Türkiye’nin kültür tarihinde önemli bir yeri olan gazetemizin yazarı, şair ve düşün insanı Onat Kutlar 30 Aralık 1994’te Taksim’deki The Marmara Oteli’nin kafesinde bombalı terör saldırısında ağır yaralandı. Kutlar, tüm müdahalelere karşın 11 Ocak 1995’te 58 yaşında yaşamını yitirdi. Arkeolog Yasemin Cebenoyan’ın da can verdiği saldırı İBDA-C tarafından üstlenilse de faillerin yakalanmasının ardından saldırının PKK tarafından düzenlendiği belirtilmişti. Gazetemize konuşan Onat Kutlar’ın eşi Filiz Kutlar “Onat olağanüstü bir insan ve gerçek bir entelektüeldi, o yüzden yaşanan acı sadece benim acım değil” dedi.
‘DİNLEMEDİ, GİTTİ’
“Onat’ın ölümünün hâlâ faili meçhul olduğunu düşünüyorum” diyen Filiz Kutlar, “Yanlış anlaşılmaların önüne geçmek için öncelikle belirtmeliyim ki PKK bir terör örgütüdür. Ancak saldırıyı PKK’nin değil İBDA-C’nin yaptığını düşünüyorum. Çünkü İBDA-C tehditlere bir hafta önceden başlamıştı” ifadelerini kullandı. Kutlar, “Hatta Onat’a ‘Bir süre The Marmara Kafe’ye gitme’ demiştim. O da ‘Tamam’ demişti ama gitti. O gün de benim adeta basiretim bağlandı. Saldırıyı yapan İslamcı terör örgütü İBDA-C olduğu için üstünün kapatıldığını ve bu nedenle de konunun aydınlatılamayacağını düşünüyorum. Onat teröre kurban edilen tek kişi değil. Ülkenin aydın birikimini temsil eden insanlar yok edildi. Ne kadar çok kişinin yok edildiğini de anma törenlerinde anlıyoruz” diye konuştu.

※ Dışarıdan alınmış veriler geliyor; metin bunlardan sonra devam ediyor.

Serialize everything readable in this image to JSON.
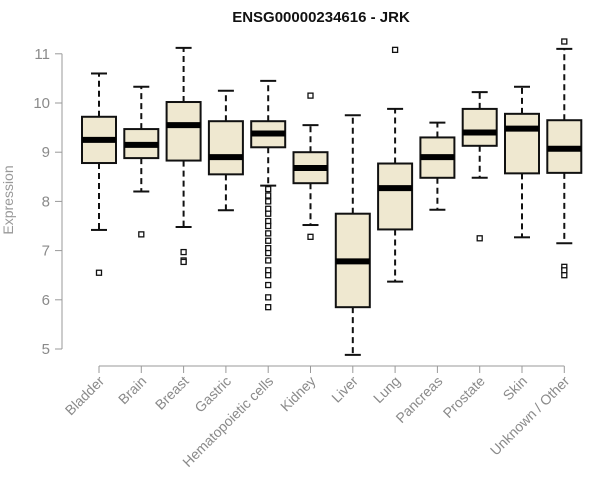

‘ÖLÜMÜNÜ İÇİMİZDE HİSSETTİK’
Onat Kutlar ile yolunun 60’larda kesiştiğini belirten “Pir Sultan Abdal’dan Onat Kutlar’a” kitabının da yazarı Konur Ertop ise “27 Mayıs sürecini birlikte yaşadık. O dönem edebiyatın gelişme aşamasıydı. Gaziantepli bir ailenin evladı olan Onat, Anadolu’yu içinden tanıyan, Batı’ya da merakla bakan ve araştıran birisiydi” ifadeleriyle yakın arkadaşını anlattı.
Arkadaşlarıyla beraber Sirkeci’den yolcu ettikleri Kutlar’ın Paris’te çok verimli zaman geçirdiğini de belirten Ertop, “Onunla A dergisini çıkardık. Paris sonrası sinemaya da merak sardı. Türk edebiyatına büyük katkı sağladı” değerlendirmesinde bulundu.
“Onun ölümünü içimizde hissettik” diyen Ertop, “Onat, aydın ve yeni fikirleri savunduğu için öldürülen ne ilk ne de son kişi olacak maalesef. Anısını hasret ve özlemle selamlıyorum” dedi.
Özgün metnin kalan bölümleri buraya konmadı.